See my other post as to why this isn't so if we're not using a VM for isolation, but your conclusion is correct.

Reply Parent Score: 1

RE[6]: Not always rational
by Morin on Tue 8th Feb 2011 17:12 in reply to "RE[5]: Not always rational"
Morin Member since:
2005-12-31

That's a fair criticism - the shared ram and cache coherency model used by x86 systems is fundamentally unscalable.


I was referring to the shared RAM and coherency model used by Java specifically. That one is a lot better than what x86 does, but it still makes the RAM a bottleneck. For example, a (non-nested) "monitorexit" instruction (end of a non-nested "synchronized" code block) forces all pending writes to be committed to RAM before continuing.

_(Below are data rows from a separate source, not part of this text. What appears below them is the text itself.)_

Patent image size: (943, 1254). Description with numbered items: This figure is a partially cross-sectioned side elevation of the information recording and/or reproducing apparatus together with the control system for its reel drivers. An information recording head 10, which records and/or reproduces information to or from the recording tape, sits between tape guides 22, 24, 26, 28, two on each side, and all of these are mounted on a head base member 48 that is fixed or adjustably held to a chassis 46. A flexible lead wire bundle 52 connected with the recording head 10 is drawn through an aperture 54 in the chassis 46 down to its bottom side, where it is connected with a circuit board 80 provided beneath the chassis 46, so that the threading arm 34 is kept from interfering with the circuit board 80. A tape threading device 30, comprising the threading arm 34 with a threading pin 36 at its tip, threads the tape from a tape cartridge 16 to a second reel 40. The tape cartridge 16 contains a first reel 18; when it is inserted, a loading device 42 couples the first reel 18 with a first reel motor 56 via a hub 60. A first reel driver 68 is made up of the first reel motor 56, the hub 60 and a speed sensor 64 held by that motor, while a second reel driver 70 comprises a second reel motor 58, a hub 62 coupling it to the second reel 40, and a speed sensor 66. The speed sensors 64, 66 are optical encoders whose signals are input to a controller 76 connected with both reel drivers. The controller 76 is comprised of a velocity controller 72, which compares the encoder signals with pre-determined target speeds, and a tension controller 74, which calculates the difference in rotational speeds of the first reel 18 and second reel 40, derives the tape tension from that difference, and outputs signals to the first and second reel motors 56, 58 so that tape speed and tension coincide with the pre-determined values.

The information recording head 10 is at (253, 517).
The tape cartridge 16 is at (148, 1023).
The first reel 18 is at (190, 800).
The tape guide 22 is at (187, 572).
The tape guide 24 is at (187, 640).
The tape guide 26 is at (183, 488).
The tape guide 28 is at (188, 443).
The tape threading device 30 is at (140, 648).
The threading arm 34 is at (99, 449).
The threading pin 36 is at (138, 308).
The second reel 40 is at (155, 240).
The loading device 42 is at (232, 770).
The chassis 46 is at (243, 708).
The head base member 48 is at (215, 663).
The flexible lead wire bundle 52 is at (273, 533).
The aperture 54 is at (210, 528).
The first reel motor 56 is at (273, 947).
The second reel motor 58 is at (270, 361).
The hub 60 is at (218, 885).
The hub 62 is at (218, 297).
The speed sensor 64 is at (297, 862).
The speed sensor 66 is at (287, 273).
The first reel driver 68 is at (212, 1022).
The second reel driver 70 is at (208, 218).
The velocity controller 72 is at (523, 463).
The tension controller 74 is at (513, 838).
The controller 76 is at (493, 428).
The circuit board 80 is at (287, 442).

However, considering that shared memory is the only form of IPC possible on multicore x86 processors, we can't really view it as a weakness of the OS.


If you limit yourself to single-chip, multi-core x86 systems, then yes. That's a pretty harsh restriction though: There *are* multi-chip x86 systems (e.g. high-end workstations), there *are* ARM systems (much of the embedded stuff, as well as netbooks), and there *are* systems with more than one RAM (e.g. clusters, but I'd expect single boxes that technically contain clusters to be "not far from now").